Ana Paganini nasceu em 1995 em Lisboa.

 

Estudou Cinema Documental na University of Arts London, no Reino Unido, tendo-se especializado em Direção de Fotografia. Aos oito anos começou a fotografar com o pai, com quem organizou as suas primeiras exposições de fotografia. A morte do pai influenciou a sua obsessão por documentar a efemeridade da vida e o que deixamos para trás. A identidade e a memória colectiva são, por isso, os principais temas do seu trabalho. Os seus projectos mais recentes têm sido documentais. Destacam-se as fotografias das agências de viagens no Intendente, dos solstícios em Stonehenge e dos eremitas alemães que se estabeleceram no Norte de Portugal.

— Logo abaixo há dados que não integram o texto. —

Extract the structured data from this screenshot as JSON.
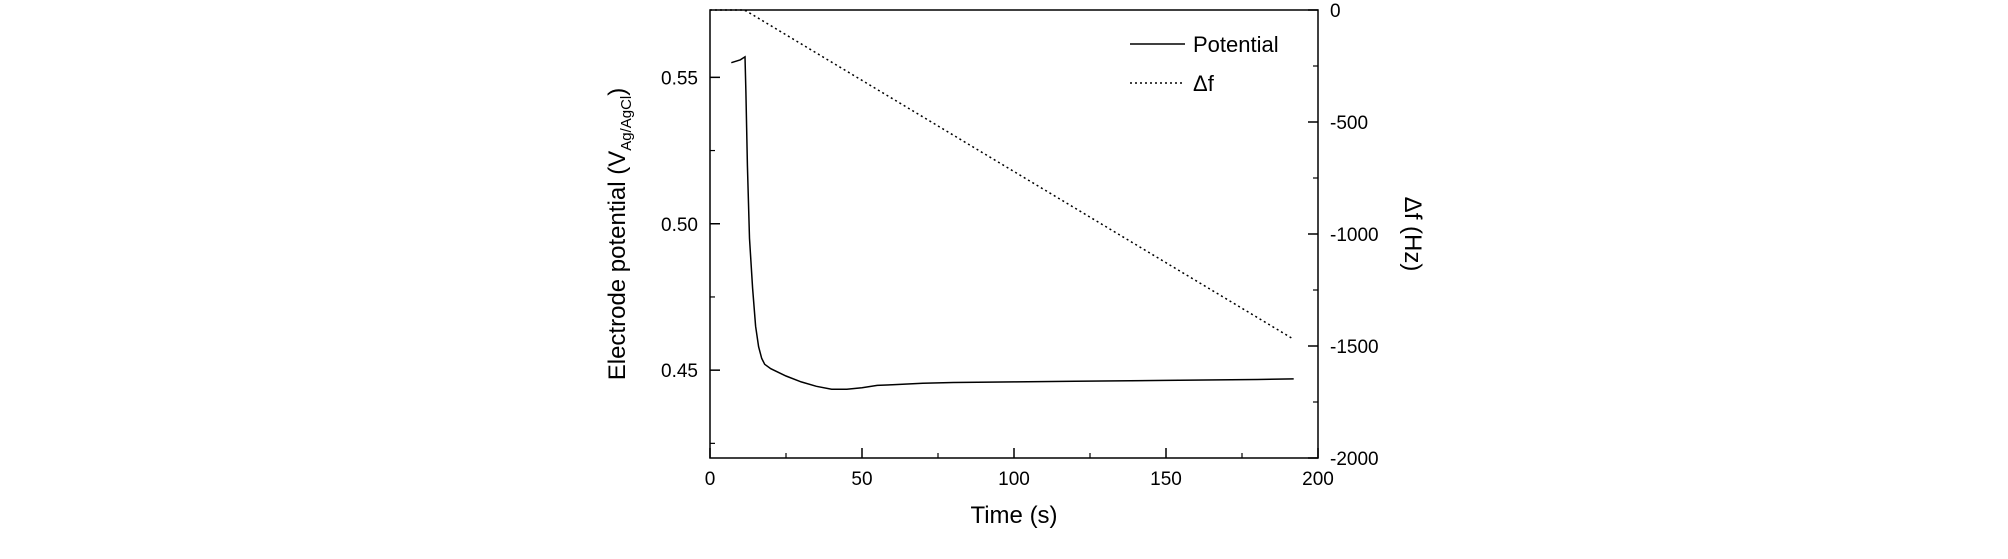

Foi na cidade fantasma da ilha de Bolama, na Guiné-Bissau, que Ana Paganini captou estas imagens. Bolama, capital da Guiné entre 1879 e 1941, tem ainda resquícios da presença lusófona, nomeadamente na arquitectura.

 

Estas fotografias denunciam essas marcas e a passagem do tempo, que se tornam particularmente visíveis no Palácio do Governador, no cinema, numa piscina abandonada, entre outros locais. Neste projeto, a fotógrafa explora as diferentes camadas do tempo, inspirando-se em textos de autores como Stefan Zweig, John Berger, Paul Auster e Theodore Zeldin.